Pourtant, en décembre 2022, le Conseil national a accepté le projet, en n’hésitant pas à élargir son champ d’application aux navires de croisière. Le Conseil des États semble observer tout cela d’un œil méfiant. Initialement prévus en février 2023, les débats ont été reportés au mois d’octobre par sa Commission de l’économie et des redevances, en raison d’un manque de clarté. Cinq jours avant les élections au Parlement, ils ont finalement été repoussés jusqu’en 2024. 

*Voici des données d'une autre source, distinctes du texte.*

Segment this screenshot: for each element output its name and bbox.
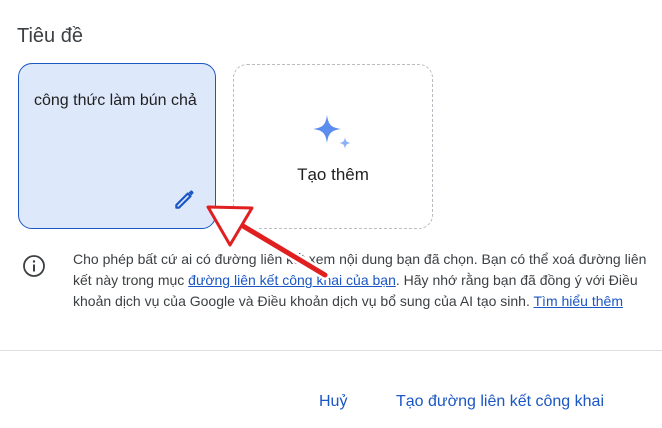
create-more-card[interactable]: Tạo thêm [233, 64, 433, 229]
create-public-link-button[interactable]: Tạo đường liên kết công khai [396, 393, 604, 411]
selected-title-card[interactable]: công thức làm bún chả [18, 63, 216, 229]
create-more-label: Tạo thêm [297, 165, 369, 184]
dialog-title: Tiêu đề [17, 25, 83, 47]
public-links-link[interactable]: đường liên kết công khai của bạn [188, 272, 396, 288]
selected-card-text: công thức làm bún chả [34, 92, 197, 109]
pencil-icon [175, 190, 194, 209]
sparkle-icon [313, 115, 351, 149]
divider [0, 350, 662, 351]
info-icon [23, 255, 45, 277]
cancel-button[interactable]: Huỷ [319, 393, 347, 411]
info-message: Cho phép bất cứ ai có đường liên kết xem… [73, 249, 653, 312]
edit-button[interactable] [172, 186, 198, 212]
learn-more-link[interactable]: Tìm hiểu thêm [534, 293, 623, 309]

La raison invoquée pour justifier ce nouveau report : le rapport de clarification fourni par l’administration n'aurait pas permis de combler les lacunes de manière satisfaisante. Depuis le début de l’année 2023, ce dossier délicat est entre les mains de la Commission du Conseil des États. Celle-ci veut le réexaminer lors de sa séance du 19 février 2024. 

Ce projet visant à accorder un nouveau privilège aux négociants en matières premières, déguisé en instrument de promotion, pourrait donc encore faire naufrage. Or, il est impératif que ce secteur à haut risque, qui n’a cessé de défrayer la chronique ces dernières années en raison d’amendes pour corruption, du contournement présumé des sanctions, et des bénéfices de crise exceptionnels, ne puisse pas bénéficier d'allègements fiscaux supplémentaires en Suisse. Il est essentiel de renoncer à la taxe au tonnage, mais aussi de mettre en place une autorité de surveillance spécifique pour le secteur des matières premières, ainsi qu’une base légale permettant d’imposer aux négociants les devoirs de diligence qui sont régulièrement négligés.